Rod-IT · 2024-10-10T20:24:19.571Z

RDOC is probably not for you.

It’s purpose is for low security buildings, where physical security isn’t great, it doesn’t do anything other than allow nominated people to login, if they needed to change their password, they would still need access to a writeable domain controller, so a two way VPN would still be a requirement.

Given you seem to only want data sharing, have you looked at SharePoint online or some form of web based document management system, you wont need to learn or understand the technologies or pay for anything other than the subscriptions to the service, it can scale as you do without any complexities for you to understand or manage.

Rod-IT · 2024-10-10T20:28:20.731Z

adrian_ych:

No diff between RODC vs DC if that site is not secure anyways ?

There are differences, which is why RODCs are better for low security environments.

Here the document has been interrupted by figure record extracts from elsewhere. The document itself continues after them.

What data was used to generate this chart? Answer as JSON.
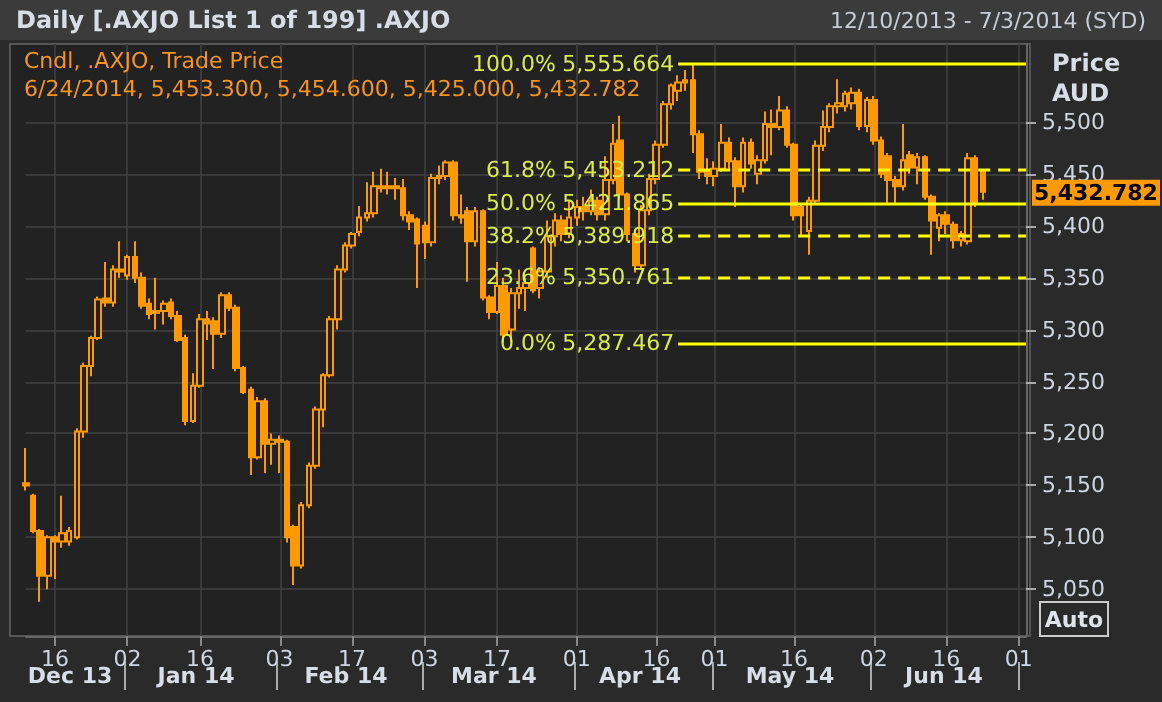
{
  "chart_data": {
    "type": "candlestick",
    "title": "Daily [.AXJO List 1 of 199] .AXJO",
    "subtitle": "12/10/2013 - 7/3/2014 (SYD)",
    "ylabel": "Price AUD",
    "color": "#ff9900",
    "grid": true,
    "categories": [
      null,
      null,
      null,
      null,
      "16",
      null,
      null,
      null,
      null,
      null,
      null,
      null,
      null,
      null,
      "02",
      null,
      null,
      null,
      null,
      null,
      null,
      null,
      null,
      null,
      "16",
      null,
      null,
      null,
      null,
      null,
      null,
      null,
      null,
      null,
      null,
      "03",
      null,
      null,
      null,
      null,
      null,
      null,
      null,
      null,
      null,
      "17",
      null,
      null,
      null,
      null,
      null,
      null,
      null,
      null,
      null,
      "03",
      null,
      null,
      null,
      null,
      null,
      null,
      null,
      null,
      null,
      "17",
      null,
      null,
      null,
      null,
      null,
      null,
      null,
      null,
      null,
      null,
      "01",
      null,
      null,
      null,
      null,
      null,
      null,
      null,
      null,
      null,
      null,
      "16",
      null,
      null,
      null,
      null,
      null,
      null,
      null,
      "01",
      null,
      null,
      null,
      null,
      null,
      null,
      null,
      null,
      null,
      null,
      "16",
      null,
      null,
      null,
      null,
      null,
      null,
      null,
      null,
      null,
      null,
      "02",
      null,
      null,
      null,
      null,
      null,
      null,
      null,
      null,
      null,
      "16",
      null,
      null,
      null,
      null,
      null,
      null,
      null,
      null,
      null,
      "01",
      null
    ],
    "ohlc": [
      [
        5152,
        5186,
        5145,
        5150
      ],
      [
        5140,
        5142,
        5104,
        5106
      ],
      [
        5106,
        5108,
        5038,
        5063
      ],
      [
        5063,
        5102,
        5050,
        5100
      ],
      [
        5100,
        5102,
        5060,
        5096
      ],
      [
        5096,
        5140,
        5090,
        5104
      ],
      [
        5096,
        5110,
        5092,
        5106
      ],
      [
        5100,
        5205,
        5098,
        5202
      ],
      [
        5202,
        5268,
        5196,
        5265
      ],
      [
        5265,
        5294,
        5255,
        5292
      ],
      [
        5292,
        5332,
        5290,
        5329
      ],
      [
        5330,
        5365,
        5322,
        5326
      ],
      [
        5326,
        5362,
        5322,
        5358
      ],
      [
        5356,
        5385,
        5350,
        5358
      ],
      [
        5352,
        5372,
        5348,
        5370
      ],
      [
        5370,
        5385,
        5345,
        5350
      ],
      [
        5350,
        5355,
        5320,
        5323
      ],
      [
        5325,
        5330,
        5310,
        5315
      ],
      [
        5316,
        5350,
        5300,
        5318
      ],
      [
        5318,
        5328,
        5305,
        5325
      ],
      [
        5326,
        5330,
        5310,
        5313
      ],
      [
        5313,
        5318,
        5288,
        5290
      ],
      [
        5292,
        5295,
        5208,
        5212
      ],
      [
        5212,
        5258,
        5210,
        5246
      ],
      [
        5246,
        5315,
        5244,
        5310
      ],
      [
        5310,
        5318,
        5290,
        5306
      ],
      [
        5308,
        5312,
        5262,
        5296
      ],
      [
        5296,
        5336,
        5292,
        5333
      ],
      [
        5333,
        5336,
        5318,
        5321
      ],
      [
        5321,
        5324,
        5260,
        5263
      ],
      [
        5263,
        5265,
        5238,
        5240
      ],
      [
        5242,
        5245,
        5160,
        5177
      ],
      [
        5177,
        5235,
        5175,
        5231
      ],
      [
        5231,
        5234,
        5162,
        5190
      ],
      [
        5190,
        5200,
        5170,
        5194
      ],
      [
        5194,
        5198,
        5162,
        5192
      ],
      [
        5192,
        5194,
        5095,
        5100
      ],
      [
        5110,
        5112,
        5054,
        5073
      ],
      [
        5073,
        5134,
        5070,
        5131
      ],
      [
        5131,
        5172,
        5128,
        5169
      ],
      [
        5169,
        5226,
        5166,
        5223
      ],
      [
        5223,
        5258,
        5206,
        5256
      ],
      [
        5256,
        5313,
        5254,
        5310
      ],
      [
        5310,
        5362,
        5300,
        5358
      ],
      [
        5358,
        5384,
        5355,
        5381
      ],
      [
        5381,
        5394,
        5378,
        5392
      ],
      [
        5394,
        5419,
        5390,
        5408
      ],
      [
        5408,
        5442,
        5404,
        5412
      ],
      [
        5412,
        5452,
        5408,
        5438
      ],
      [
        5438,
        5455,
        5432,
        5436
      ],
      [
        5436,
        5452,
        5430,
        5438
      ],
      [
        5438,
        5446,
        5425,
        5436
      ],
      [
        5436,
        5445,
        5405,
        5410
      ],
      [
        5410,
        5414,
        5396,
        5404
      ],
      [
        5406,
        5408,
        5340,
        5383
      ],
      [
        5400,
        5404,
        5368,
        5384
      ],
      [
        5384,
        5450,
        5380,
        5446
      ],
      [
        5446,
        5458,
        5440,
        5448
      ],
      [
        5448,
        5463,
        5444,
        5461
      ],
      [
        5461,
        5463,
        5405,
        5410
      ],
      [
        5410,
        5430,
        5402,
        5408
      ],
      [
        5414,
        5418,
        5346,
        5385
      ],
      [
        5385,
        5418,
        5380,
        5414
      ],
      [
        5414,
        5416,
        5328,
        5331
      ],
      [
        5331,
        5333,
        5310,
        5317
      ],
      [
        5317,
        5365,
        5315,
        5342
      ],
      [
        5342,
        5350,
        5288,
        5295
      ],
      [
        5300,
        5340,
        5288,
        5335
      ],
      [
        5335,
        5358,
        5320,
        5340
      ],
      [
        5340,
        5350,
        5318,
        5345
      ],
      [
        5378,
        5380,
        5335,
        5338
      ],
      [
        5340,
        5360,
        5330,
        5356
      ],
      [
        5356,
        5405,
        5350,
        5390
      ],
      [
        5390,
        5412,
        5380,
        5405
      ],
      [
        5405,
        5410,
        5385,
        5392
      ],
      [
        5392,
        5424,
        5388,
        5408
      ],
      [
        5408,
        5425,
        5400,
        5418
      ],
      [
        5418,
        5428,
        5405,
        5414
      ],
      [
        5414,
        5435,
        5410,
        5424
      ],
      [
        5424,
        5428,
        5405,
        5411
      ],
      [
        5411,
        5467,
        5405,
        5444
      ],
      [
        5444,
        5498,
        5440,
        5479
      ],
      [
        5482,
        5506,
        5425,
        5430
      ],
      [
        5430,
        5432,
        5385,
        5392
      ],
      [
        5392,
        5395,
        5355,
        5362
      ],
      [
        5362,
        5420,
        5358,
        5415
      ],
      [
        5415,
        5450,
        5410,
        5445
      ],
      [
        5445,
        5482,
        5440,
        5478
      ],
      [
        5478,
        5520,
        5475,
        5517
      ],
      [
        5517,
        5537,
        5512,
        5535
      ],
      [
        5530,
        5545,
        5520,
        5538
      ],
      [
        5538,
        5550,
        5530,
        5540
      ],
      [
        5540,
        5555.664,
        5470,
        5488
      ],
      [
        5488,
        5492,
        5445,
        5452
      ],
      [
        5452,
        5465,
        5440,
        5448
      ],
      [
        5448,
        5462,
        5438,
        5455
      ],
      [
        5455,
        5498,
        5452,
        5480
      ],
      [
        5480,
        5485,
        5455,
        5462
      ],
      [
        5462,
        5466,
        5418,
        5438
      ],
      [
        5438,
        5485,
        5432,
        5480
      ],
      [
        5480,
        5484,
        5455,
        5460
      ],
      [
        5450,
        5468,
        5440,
        5463
      ],
      [
        5463,
        5510,
        5460,
        5498
      ],
      [
        5498,
        5512,
        5468,
        5495
      ],
      [
        5495,
        5525,
        5492,
        5511
      ],
      [
        5511,
        5515,
        5475,
        5478
      ],
      [
        5478,
        5480,
        5405,
        5410
      ],
      [
        5418,
        5422,
        5391,
        5410
      ],
      [
        5395,
        5428,
        5372,
        5424
      ],
      [
        5424,
        5482,
        5420,
        5477
      ],
      [
        5477,
        5511,
        5472,
        5495
      ],
      [
        5495,
        5518,
        5490,
        5515
      ],
      [
        5515,
        5541,
        5508,
        5518
      ],
      [
        5515,
        5530,
        5510,
        5527
      ],
      [
        5518,
        5533,
        5512,
        5528
      ],
      [
        5528,
        5532,
        5492,
        5496
      ],
      [
        5496,
        5524,
        5490,
        5521
      ],
      [
        5521,
        5525,
        5478,
        5482
      ],
      [
        5482,
        5486,
        5446,
        5450
      ],
      [
        5467,
        5470,
        5420,
        5444
      ],
      [
        5444,
        5448,
        5420,
        5438
      ],
      [
        5438,
        5498,
        5434,
        5463
      ],
      [
        5468,
        5472,
        5450,
        5456
      ],
      [
        5456,
        5470,
        5440,
        5466
      ],
      [
        5466,
        5468,
        5425,
        5428
      ],
      [
        5428,
        5430,
        5372,
        5405
      ],
      [
        5398,
        5412,
        5385,
        5410
      ],
      [
        5410,
        5414,
        5392,
        5402
      ],
      [
        5401,
        5404,
        5378,
        5386
      ],
      [
        5386,
        5395,
        5380,
        5392
      ],
      [
        5385,
        5470,
        5382,
        5465
      ],
      [
        5465,
        5468,
        5418,
        5422
      ],
      [
        5453.3,
        5454.6,
        5425,
        5432.782
      ],
      null,
      null,
      null,
      null,
      null,
      null
    ],
    "ylim": [
      5005,
      5575
    ],
    "yticks": [
      {
        "value": 5050,
        "label": "5,050"
      },
      {
        "value": 5100,
        "label": "5,100"
      },
      {
        "value": 5150,
        "label": "5,150"
      },
      {
        "value": 5200,
        "label": "5,200"
      },
      {
        "value": 5250,
        "label": "5,250"
      },
      {
        "value": 5300,
        "label": "5,300"
      },
      {
        "value": 5350,
        "label": "5,350"
      },
      {
        "value": 5400,
        "label": "5,400"
      },
      {
        "value": 5450,
        "label": "5,450"
      },
      {
        "value": 5500,
        "label": "5,500"
      }
    ],
    "ref_lines": [
      {
        "axis": "y",
        "value": 5555.664,
        "label": "5,555.664",
        "color": "#ffff00",
        "line_style": "solid"
      },
      {
        "axis": "y",
        "value": 5453.212,
        "label": "5,453.212",
        "color": "#ffff00",
        "line_style": "dashed"
      },
      {
        "axis": "y",
        "value": 5421.865,
        "label": "5,421.865",
        "color": "#ffff00",
        "line_style": "solid"
      },
      {
        "axis": "y",
        "value": 5389.918,
        "label": "5,389.918",
        "color": "#ffff00",
        "line_style": "dashed"
      },
      {
        "axis": "y",
        "value": 5350.761,
        "label": "5,350.761",
        "color": "#ffff00",
        "line_style": "dashed"
      },
      {
        "axis": "y",
        "value": 5287.467,
        "label": "5,287.467",
        "color": "#ffff00",
        "line_style": "solid"
      }
    ],
    "annotations": [
      "Cndl, .AXJO, Trade Price",
      "6/24/2014, 5,453.300, 5,454.600, 5,425.000, 5,432.782",
      "Auto",
      "Dec 13",
      "Jan 14",
      "Feb 14",
      "Mar 14",
      "Apr 14",
      "May 14",
      "Jun 14",
      "5,432.782",
      "100.0%",
      "61.8%",
      "50.0%",
      "38.2%",
      "23.6%",
      "0.0%"
    ]
  }
}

A RODC will have limited accounts on it (machine and/or user), whereas a regular DC will have all the users, machines, and all other objects on it.

If a RODC is stolen or compromised and the business knows this, accounts on the writable DC can be locked, passwords changed etc, whatever is cached on the RODC will be stale and useless, but also limited to the subset of accounts synced.

I am simplifying for anyone who doesn’t follow too technically.